Consensus ou stratégie individuelle ?

Les sociologues ne s’accordent pas sur l’origine exacte de ce silence. Pour certains, il s’agit d’une simple prudence pour éviter l’exclusion. D’autres y voient une stratégie : protéger son image peut permettre de mieux négocier sa place plus tard. Enfin, certains chercheurs soulignent que cette hésitation n’a rien d’universel : elle varie selon les cultures, les âges et les types de groupe. Il n’existe pas de règle absolue.

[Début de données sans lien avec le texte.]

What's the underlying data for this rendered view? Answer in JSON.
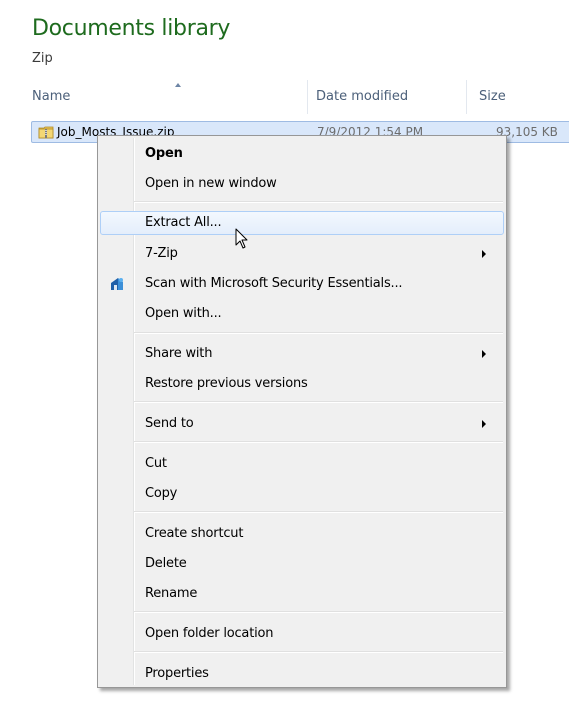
{
  "library": {
    "title": "Documents library",
    "subtitle": "Zip"
  },
  "columns": {
    "name": "Name",
    "date": "Date modified",
    "size": "Size"
  },
  "file": {
    "name": "Job_Mosts_Issue.zip",
    "date": "7/9/2012 1:54 PM",
    "size": "93,105 KB",
    "icon": "zip-folder-icon"
  },
  "context_menu": {
    "items": [
      {
        "label": "Open",
        "bold": true
      },
      {
        "label": "Open in new window"
      },
      {
        "label": "Extract All...",
        "hovered": true
      },
      {
        "label": "7-Zip",
        "submenu": true
      },
      {
        "label": "Scan with Microsoft Security Essentials...",
        "icon": "microsoft-security-essentials-icon"
      },
      {
        "label": "Open with..."
      },
      {
        "label": "Share with",
        "submenu": true
      },
      {
        "label": "Restore previous versions"
      },
      {
        "label": "Send to",
        "submenu": true
      },
      {
        "label": "Cut"
      },
      {
        "label": "Copy"
      },
      {
        "label": "Create shortcut"
      },
      {
        "label": "Delete"
      },
      {
        "label": "Rename"
      },
      {
        "label": "Open folder location"
      },
      {
        "label": "Properties"
      }
    ]
  },
  "colors": {
    "title_green": "#1e6b1e",
    "selection_blue": "#d9e7fa",
    "menu_background": "#f0f0f0",
    "hover_border": "#aecff7"
  }
}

Avouer son incompréhension, c’est risquer le jugement du groupe — même si ce malaise silencieux est souvent partagé par plusieurs.

Pour aller plus loin

  • Solomon Asch, "Opinions and Social Pressure" (Scientific American, 1955) — Ses expériences illustrent comment la pression du groupe pousse à taire ses doutes, même face à l’évidence. (haute)
  • Howard S. Becker, "Outsiders" (1963, Free Press) — Sa notion d’outsider éclaire le risque de perdre son statut d’initié en admettant son incompréhension. (haute)
  • Nathalie Heinich, "La fabrique du patrimoine" (Éditions de la MSH, 2009) — Montre comment le non-dit institutionnel renforce la difficulté d’exprimer l’incompréhension. (haute)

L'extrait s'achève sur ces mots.